# Homework 1

Due by 11:59 PM on Wednesday, September 16, 2020

Getting your assignment: You can find template code for your submission here at this GitHub Classroom link. All of the code you write you should go in hw1.Rmd, and please knit the Markdown file in your completed submission.

## The Rescorla-Wagner Model

The Rescorla-Wagner model, developed by Robert Rescorla and Allen Wagner in 1972, was extremely influential at the time of its publication because it was able to explain several puzzling findings in Pavlovian condition, especially the phenomenon of blocking. It has since been extended by researchers working in Reinforcement learning to account for a number of other interesting phenomena. It is also the basis of the delta rule used for training simple neural networks, as you’ll see later on the course.

You’ll work with the same simplified version of the model that you saw in class. The model describes the change in strength associated with a conditioned stimulus ($$\Delta V$$) with this equation:

$\Delta V = \alpha \cdot \left(\lambda - V_{total}\right)$

#### Problem 2: Write rw_delta_v (1 point).
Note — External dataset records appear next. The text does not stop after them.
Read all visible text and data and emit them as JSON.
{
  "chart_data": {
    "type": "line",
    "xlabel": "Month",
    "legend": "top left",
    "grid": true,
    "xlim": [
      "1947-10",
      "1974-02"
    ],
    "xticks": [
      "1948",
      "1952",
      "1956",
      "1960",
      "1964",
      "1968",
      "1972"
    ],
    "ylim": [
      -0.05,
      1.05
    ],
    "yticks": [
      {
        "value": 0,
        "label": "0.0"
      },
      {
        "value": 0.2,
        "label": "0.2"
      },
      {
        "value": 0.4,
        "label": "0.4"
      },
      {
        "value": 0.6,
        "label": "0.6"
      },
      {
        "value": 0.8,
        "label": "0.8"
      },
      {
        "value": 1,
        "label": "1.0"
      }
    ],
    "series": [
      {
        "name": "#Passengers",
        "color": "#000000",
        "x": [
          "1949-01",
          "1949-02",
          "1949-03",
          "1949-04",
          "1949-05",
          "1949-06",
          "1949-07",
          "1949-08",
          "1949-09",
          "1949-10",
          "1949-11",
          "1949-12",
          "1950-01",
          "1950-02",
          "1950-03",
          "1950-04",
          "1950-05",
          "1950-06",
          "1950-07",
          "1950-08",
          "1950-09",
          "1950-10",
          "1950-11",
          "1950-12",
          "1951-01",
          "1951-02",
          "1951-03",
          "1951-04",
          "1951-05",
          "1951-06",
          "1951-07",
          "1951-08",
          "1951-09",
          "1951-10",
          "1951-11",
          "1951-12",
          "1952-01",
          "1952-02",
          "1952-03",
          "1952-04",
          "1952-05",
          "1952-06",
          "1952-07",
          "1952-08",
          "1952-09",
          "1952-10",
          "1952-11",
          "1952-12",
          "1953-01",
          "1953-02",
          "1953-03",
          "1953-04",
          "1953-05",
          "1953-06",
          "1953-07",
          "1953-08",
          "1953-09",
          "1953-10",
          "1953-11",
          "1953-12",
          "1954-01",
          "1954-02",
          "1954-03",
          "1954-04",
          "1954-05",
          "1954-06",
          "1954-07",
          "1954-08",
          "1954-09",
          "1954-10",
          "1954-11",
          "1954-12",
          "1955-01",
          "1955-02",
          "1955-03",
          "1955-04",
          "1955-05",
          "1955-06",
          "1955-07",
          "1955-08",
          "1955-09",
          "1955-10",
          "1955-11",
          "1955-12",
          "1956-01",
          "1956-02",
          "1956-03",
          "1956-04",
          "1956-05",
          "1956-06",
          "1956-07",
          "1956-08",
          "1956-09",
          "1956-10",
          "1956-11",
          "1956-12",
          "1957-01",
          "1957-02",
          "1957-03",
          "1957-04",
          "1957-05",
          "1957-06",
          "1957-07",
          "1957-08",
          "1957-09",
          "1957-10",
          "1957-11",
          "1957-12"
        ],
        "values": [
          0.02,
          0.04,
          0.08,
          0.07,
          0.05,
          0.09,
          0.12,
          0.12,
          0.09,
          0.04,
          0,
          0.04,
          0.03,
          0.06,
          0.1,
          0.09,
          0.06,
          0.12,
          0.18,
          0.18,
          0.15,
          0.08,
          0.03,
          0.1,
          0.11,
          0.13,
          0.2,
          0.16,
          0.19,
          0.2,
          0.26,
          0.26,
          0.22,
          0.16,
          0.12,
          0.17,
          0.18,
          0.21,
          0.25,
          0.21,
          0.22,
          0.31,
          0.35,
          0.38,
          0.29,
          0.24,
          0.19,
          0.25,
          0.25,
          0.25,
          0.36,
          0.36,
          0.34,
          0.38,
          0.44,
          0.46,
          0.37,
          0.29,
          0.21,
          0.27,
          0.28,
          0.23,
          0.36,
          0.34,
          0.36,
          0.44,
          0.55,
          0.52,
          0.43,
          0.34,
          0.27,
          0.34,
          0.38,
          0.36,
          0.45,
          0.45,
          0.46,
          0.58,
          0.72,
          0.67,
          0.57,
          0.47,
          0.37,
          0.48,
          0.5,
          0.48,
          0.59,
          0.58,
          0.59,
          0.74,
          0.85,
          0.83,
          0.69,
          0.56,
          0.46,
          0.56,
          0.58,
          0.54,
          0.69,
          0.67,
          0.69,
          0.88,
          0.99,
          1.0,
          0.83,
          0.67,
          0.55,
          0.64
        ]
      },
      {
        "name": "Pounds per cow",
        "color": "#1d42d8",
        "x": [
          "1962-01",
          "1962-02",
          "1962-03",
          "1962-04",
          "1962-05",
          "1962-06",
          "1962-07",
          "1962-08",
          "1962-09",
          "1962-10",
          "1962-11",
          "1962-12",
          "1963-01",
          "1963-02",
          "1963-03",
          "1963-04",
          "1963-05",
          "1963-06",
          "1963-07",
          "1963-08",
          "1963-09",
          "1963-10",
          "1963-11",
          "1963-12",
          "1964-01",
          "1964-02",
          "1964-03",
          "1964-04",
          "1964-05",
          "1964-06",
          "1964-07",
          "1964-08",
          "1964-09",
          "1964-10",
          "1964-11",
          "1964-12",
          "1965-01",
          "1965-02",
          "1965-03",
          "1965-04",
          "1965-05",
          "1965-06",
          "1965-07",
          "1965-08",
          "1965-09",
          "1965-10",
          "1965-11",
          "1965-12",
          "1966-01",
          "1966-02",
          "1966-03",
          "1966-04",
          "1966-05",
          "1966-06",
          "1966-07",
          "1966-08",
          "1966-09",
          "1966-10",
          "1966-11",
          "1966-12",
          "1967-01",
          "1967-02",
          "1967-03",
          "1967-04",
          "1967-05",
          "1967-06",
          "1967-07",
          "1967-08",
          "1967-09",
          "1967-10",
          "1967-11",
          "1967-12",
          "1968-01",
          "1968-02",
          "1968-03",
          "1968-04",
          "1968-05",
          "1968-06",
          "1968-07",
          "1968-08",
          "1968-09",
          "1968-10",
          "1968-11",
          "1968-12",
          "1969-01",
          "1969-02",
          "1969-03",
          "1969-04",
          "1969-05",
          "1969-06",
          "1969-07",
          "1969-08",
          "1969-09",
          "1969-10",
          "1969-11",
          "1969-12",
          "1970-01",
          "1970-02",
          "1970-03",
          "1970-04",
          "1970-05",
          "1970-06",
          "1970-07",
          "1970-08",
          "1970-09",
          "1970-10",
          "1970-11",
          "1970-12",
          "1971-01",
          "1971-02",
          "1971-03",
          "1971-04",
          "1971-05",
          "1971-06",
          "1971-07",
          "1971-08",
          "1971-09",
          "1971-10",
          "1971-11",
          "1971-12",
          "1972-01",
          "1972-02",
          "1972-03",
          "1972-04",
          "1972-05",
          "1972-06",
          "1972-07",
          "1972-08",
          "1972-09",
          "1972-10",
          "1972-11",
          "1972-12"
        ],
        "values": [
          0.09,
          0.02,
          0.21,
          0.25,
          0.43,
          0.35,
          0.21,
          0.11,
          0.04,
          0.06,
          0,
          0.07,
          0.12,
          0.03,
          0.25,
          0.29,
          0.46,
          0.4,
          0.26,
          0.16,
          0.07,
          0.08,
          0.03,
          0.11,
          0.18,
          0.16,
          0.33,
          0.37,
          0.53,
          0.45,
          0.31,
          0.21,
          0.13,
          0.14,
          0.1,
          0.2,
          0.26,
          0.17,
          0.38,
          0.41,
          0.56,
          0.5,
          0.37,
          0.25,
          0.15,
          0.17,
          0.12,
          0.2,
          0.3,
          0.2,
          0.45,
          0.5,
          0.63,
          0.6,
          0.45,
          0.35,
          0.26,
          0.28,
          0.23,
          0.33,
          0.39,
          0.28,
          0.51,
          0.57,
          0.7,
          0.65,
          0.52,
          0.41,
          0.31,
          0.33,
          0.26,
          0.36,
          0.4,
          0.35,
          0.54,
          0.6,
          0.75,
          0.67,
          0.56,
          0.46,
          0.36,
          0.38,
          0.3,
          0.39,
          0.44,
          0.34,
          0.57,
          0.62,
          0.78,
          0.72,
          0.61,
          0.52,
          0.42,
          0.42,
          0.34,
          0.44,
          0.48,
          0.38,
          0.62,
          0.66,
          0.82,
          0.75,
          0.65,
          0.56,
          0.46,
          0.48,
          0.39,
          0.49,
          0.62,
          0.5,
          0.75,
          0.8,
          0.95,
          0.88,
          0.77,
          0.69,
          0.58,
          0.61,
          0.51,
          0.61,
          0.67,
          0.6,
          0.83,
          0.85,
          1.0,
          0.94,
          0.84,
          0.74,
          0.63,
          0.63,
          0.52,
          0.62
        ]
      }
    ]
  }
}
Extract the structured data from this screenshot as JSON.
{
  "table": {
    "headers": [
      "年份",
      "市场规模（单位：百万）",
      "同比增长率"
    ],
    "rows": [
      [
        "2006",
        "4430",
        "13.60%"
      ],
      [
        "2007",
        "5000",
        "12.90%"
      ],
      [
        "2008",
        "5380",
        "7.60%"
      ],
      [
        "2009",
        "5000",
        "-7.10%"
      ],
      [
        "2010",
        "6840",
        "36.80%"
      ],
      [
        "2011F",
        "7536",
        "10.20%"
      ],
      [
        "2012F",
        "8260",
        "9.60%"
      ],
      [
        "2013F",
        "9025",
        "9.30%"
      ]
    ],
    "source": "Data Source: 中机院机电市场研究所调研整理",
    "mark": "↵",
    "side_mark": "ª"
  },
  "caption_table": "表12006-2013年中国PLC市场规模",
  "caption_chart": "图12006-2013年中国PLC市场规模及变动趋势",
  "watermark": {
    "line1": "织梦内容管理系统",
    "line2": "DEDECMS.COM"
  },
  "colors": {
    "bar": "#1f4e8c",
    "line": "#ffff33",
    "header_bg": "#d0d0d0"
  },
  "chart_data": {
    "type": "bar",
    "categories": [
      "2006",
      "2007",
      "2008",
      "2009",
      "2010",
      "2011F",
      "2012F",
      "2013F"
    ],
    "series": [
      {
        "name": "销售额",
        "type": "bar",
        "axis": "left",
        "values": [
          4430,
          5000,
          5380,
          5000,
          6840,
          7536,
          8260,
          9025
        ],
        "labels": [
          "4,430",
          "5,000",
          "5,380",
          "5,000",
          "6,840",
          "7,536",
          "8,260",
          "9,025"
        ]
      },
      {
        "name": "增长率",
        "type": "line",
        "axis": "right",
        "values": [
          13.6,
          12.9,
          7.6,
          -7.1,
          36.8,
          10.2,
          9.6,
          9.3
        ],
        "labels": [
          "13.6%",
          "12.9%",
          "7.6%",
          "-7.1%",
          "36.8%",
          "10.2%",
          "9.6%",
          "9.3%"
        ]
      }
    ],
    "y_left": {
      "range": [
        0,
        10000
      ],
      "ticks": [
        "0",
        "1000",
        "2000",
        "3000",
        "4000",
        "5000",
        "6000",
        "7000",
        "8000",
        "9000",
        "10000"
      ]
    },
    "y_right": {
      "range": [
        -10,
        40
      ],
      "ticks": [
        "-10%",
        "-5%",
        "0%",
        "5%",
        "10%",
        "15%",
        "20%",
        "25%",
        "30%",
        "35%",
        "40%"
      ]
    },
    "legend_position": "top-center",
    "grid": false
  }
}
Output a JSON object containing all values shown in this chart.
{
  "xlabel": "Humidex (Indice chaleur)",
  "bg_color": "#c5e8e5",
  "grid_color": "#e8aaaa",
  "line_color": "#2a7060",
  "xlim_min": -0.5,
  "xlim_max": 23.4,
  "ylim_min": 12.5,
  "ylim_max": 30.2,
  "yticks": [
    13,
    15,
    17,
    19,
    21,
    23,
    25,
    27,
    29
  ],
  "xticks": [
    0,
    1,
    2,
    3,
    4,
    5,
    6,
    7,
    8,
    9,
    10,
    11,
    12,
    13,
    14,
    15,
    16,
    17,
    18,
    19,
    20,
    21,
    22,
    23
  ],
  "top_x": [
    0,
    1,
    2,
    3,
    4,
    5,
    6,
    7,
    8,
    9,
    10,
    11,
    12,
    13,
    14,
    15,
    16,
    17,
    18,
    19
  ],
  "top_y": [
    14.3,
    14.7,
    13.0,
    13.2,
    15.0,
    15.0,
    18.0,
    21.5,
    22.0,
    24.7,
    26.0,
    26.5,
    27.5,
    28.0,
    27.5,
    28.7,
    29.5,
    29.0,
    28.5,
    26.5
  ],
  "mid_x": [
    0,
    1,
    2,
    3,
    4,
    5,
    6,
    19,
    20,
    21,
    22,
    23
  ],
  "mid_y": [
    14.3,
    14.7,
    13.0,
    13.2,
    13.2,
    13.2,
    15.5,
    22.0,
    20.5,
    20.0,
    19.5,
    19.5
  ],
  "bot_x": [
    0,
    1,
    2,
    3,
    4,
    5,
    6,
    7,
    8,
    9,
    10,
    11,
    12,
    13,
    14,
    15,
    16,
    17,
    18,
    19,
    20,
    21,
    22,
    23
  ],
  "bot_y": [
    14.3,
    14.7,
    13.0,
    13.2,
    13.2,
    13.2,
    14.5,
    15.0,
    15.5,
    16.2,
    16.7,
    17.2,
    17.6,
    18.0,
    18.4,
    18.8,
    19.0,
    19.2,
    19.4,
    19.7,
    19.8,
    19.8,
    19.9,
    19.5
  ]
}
You’ll use the stub in the R Markdown file in the GitHub Repository that looks like this:

rw_delta_v <- function(Vtotal, alpha = .1, lambda = 1) {

}

One thing to notice is that function parameters in R can have defaults specified. If you don’t pass in a value for that parameter, it will get the default value inside the function.

## Simple conditioning

To get started, you’ll simulate of simple conditioning experiment in which someone experiences 10 trials of positive reinforcement in response to a conditioned stimulus. You’ll want to produce a plot of the strength of the conditioned stimulus over the course of these 10 trials so you can see the changes that the model predicts.

There are lots of ways of setting up this experiment in R, and you’re welcome to do it however you like. In case you’d like a hand to get started, he’s one strategy:

• Make a tibble with 2 columns: trial and V. The trial column will have the values $$0$$ through $$10$$, and the V column will start as all $$0$$s.

• Write a for loop that iterates over the numbers $$1$$ through $$10$$—these will index into the rows of your tibble. Set the value of the V column in each row to the result of calling your rw_delta_v function on the value of V in the previous row.

• Make a plot with trial on the x-axis and V on the y-axis. You can make one plot for all four of your simulations if you’re feeling comfortable with the tidyverse, or 4 separate plots.

## Extinction

Now let’s see what happens if we take the reinforcer away. Set up a simulation where the participant is exposed to 10 trials in of positive reinforcement in response to a conditioned stimulus, and then 10 trials in which they get no reinforcement ($$\lambda = 0$$). Then make a plot of $$V$$ over the course of the experiment.

#### Problem 4: Try the same parameter values that you used above in this new experiment. How does the extinction curve depend on $$\alpha$$ and $$\lambda$$? (2 points).

This should be a fairly straightforward extension of the code you wrote for the last Problem. The critical thing will be to make sure that you are using the right value of the $$\lambda$$ parameter on each trial—remember, no reinforcer should have no reward and thus $$\lambda = 0$$.

## Blocking

Now you’re ready to test Rescorla-Wagner’s ability to account for the Blocking phenomenon. In this simulation, you’ll have two cues–x and y. For the first 10 trials, the simulated participant will be exposed to cue x and be positively reinforced. Then, on the subsequent 30 trials, both x and y will be present and the participant will get reinforced.

One way to make this simulation work is to replace the V column with two new columns: Vx and Vy. And then include two more columns in your tibble, x_present and y_present, which indicate whether each cue is present on each trial. You then want to make sure that you simulate updating the weight for all cues that are present $$\Delta V$$. And make sure that $$V_{total}$$ has the right value on each trial!

## Conditioned inhibition

Finally, you’re ready to simulate a phenomenon we talked about in class but that you didn’t see directly: Conditioned inhibition. The setup is similar to blocking–first one cue (x) is presented and reinforced, and then x and another cue y appear together. But, this time their combination is not reinforced. As a result, people (and the model) learn a negative value for y. Intuitively, y is the reason that x appearing did not lead to a positive reinforcer.